THE HUNGER GAMES: CATCHING FIRE (12A, 146 mins) **** Starring Jennifer Lawrence, Josh Hutcherson, Liam Hemsworth, Elizabeth Banks, Sam Claflin, Woody Harrelson, Jena Malone, Stanley Tucci, Philip Seymour Hoffman, Lynn Cohen, Jeffrey Wright, Amanda Plummer, Willow Shields, Lenny Kravitz, Patrick St Esprit. Director: Francis Lawrence

Building on the robust foundations of last year’s opening salvo, Catching Fire is a lean and muscular sequel, which strikes a pleasing balance between brawn and brains.

The final hour of the film might be devoted to the 75th annual Hunger Games, a televised battle royale pitting combatants against one another in a booby-trapped arena. Yet the director and scriptwriters, including Glusburn-raised Simon Beaufoy, aren’t in a hurry to bludgeon us with bloodshed and savagery.

They invest precious time in developing sinewy emotional bonds between characters and light the fuse on civil unrest that will explode in the concluding chapter, Mockingjay, which has been split into two films, a la Harry Potter and Twilight.

Unlike its predecessor, the second instalment didn’t require UK censor cuts to its on-screen violence to secure a 12A certificate. Yet Catching Fire is every bit as unrelentingly grim and brutal, including a wince-inducing scene of flagellation at the hands of a sadistic commander (St Esprit) and a moment of heartbreaking self-sacrifice.

The film opens with resilient heroine Katniss Everdeen (Lawrence) back in District 12, hunting alongside her beau, Gale Hawthorne (Hemsworth).

They steal a kiss in secret before Katniss returns to the Victors’ Village to continue her fake romance with Peeta Mellark (Hutcherson) for the cameras.
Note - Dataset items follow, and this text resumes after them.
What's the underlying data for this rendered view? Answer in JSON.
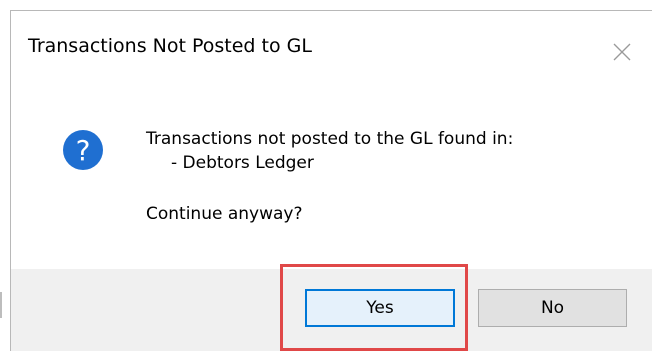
{
  "dialog": {
    "title": "Transactions Not Posted to GL",
    "message_line1": "Transactions not posted to the GL found in:",
    "message_line2": "- Debtors Ledger",
    "message_question": "Continue anyway?",
    "icon": "question-icon",
    "close_icon": "close-icon"
  },
  "buttons": {
    "yes_label": "Yes",
    "no_label": "No"
  },
  "colors": {
    "accent": "#0078d7",
    "highlight": "#e04848",
    "footer_bg": "#f0f0f0",
    "icon_bg": "#1f6fd1"
  }
}
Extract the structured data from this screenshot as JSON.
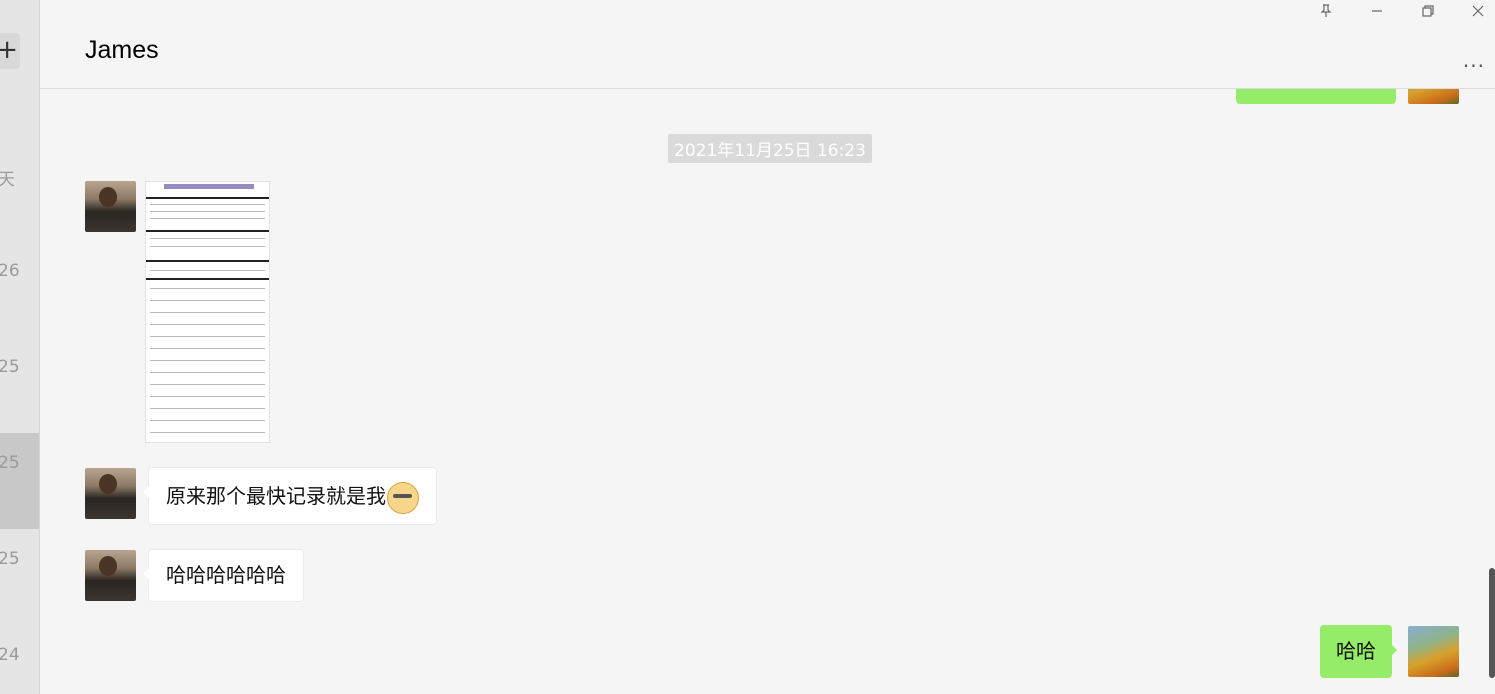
{
  "window": {
    "pin_icon": "pin-icon",
    "minimize_icon": "minimize-icon",
    "restore_icon": "restore-icon",
    "close_icon": "close-icon"
  },
  "sidebar": {
    "add_label": "+",
    "items": [
      {
        "date": "天"
      },
      {
        "date": "26"
      },
      {
        "date": "25"
      },
      {
        "date": "25",
        "active": true
      },
      {
        "date": "25"
      },
      {
        "date": "24"
      }
    ]
  },
  "header": {
    "title": "James",
    "more_label": "..."
  },
  "chat": {
    "timestamp": "2021年11月25日 16:23",
    "messages": [
      {
        "sender": "friend",
        "type": "image"
      },
      {
        "sender": "friend",
        "type": "text",
        "text": "原来那个最快记录就是我",
        "emoji": "cat-face-emoji"
      },
      {
        "sender": "friend",
        "type": "text",
        "text": "哈哈哈哈哈哈"
      },
      {
        "sender": "me",
        "type": "text",
        "text": "哈哈"
      }
    ]
  },
  "colors": {
    "background": "#f5f5f5",
    "my_bubble": "#95ec69",
    "friend_bubble": "#ffffff",
    "timestamp_bg": "#dadada"
  }
}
President Snow (Sutherland) is waiting for her.

“I think we’ll make this whole situation a lot simpler by agreeing not to lie to each other,” growls Snow, who threatens Gale’s life if Katniss steps out of line.

Flanked by booze-sodden mentor Haymitch Abernathy (Harrelson) and sartorially daring escort Effie Trinket (Banks), Katniss and Peeta tour the districts, scenting rebellion in the air.

Meanwhile, Snow recruits a new Games creator Plutarch Heavensbee (Hoffman), to stage a special anniversary tournament known as the Quarter Quell, which will pit the darlings of District 12 against former winners in the ultimate duel of death.

In the arena, Katniss and Peeta risk everything once again to keep each other alive, forging alliances with cocksure Finnick Odair (Claflin) and his elderly mentor Mags (Cohen), quixotic duo Beetee (Wright) and Wiress (Plummer) and rabble-rousing loose cannon Johanna Mason (Malone).

Running six minutes longer than the first film, The Hunger Games: Catching Fire whets the appetite nicely for a devastating final stand. The script turns up the heat on the central love triangle to a brisk simmer, while Lawrence and Hutcherson expertly navigate their characters’ conflicting emotions, leavened by comic relief courtesy of Stanley Tucci as flamboyant TV host Caesar Flickerman.

With an extra 50 million dollars in the sequel’s budget, production design doesn’t disappoint, not least costume designer Trish Summerville, who pulls out the stops for Effie’s wacky wardrobe, including a dress festooned with monarch butterflies.

Most of the violence in the arena takes place off screen but as the cliff-hanger ending of the sequel makes clear, before every storm, there is a lull.

Take a deep breath, while you still can.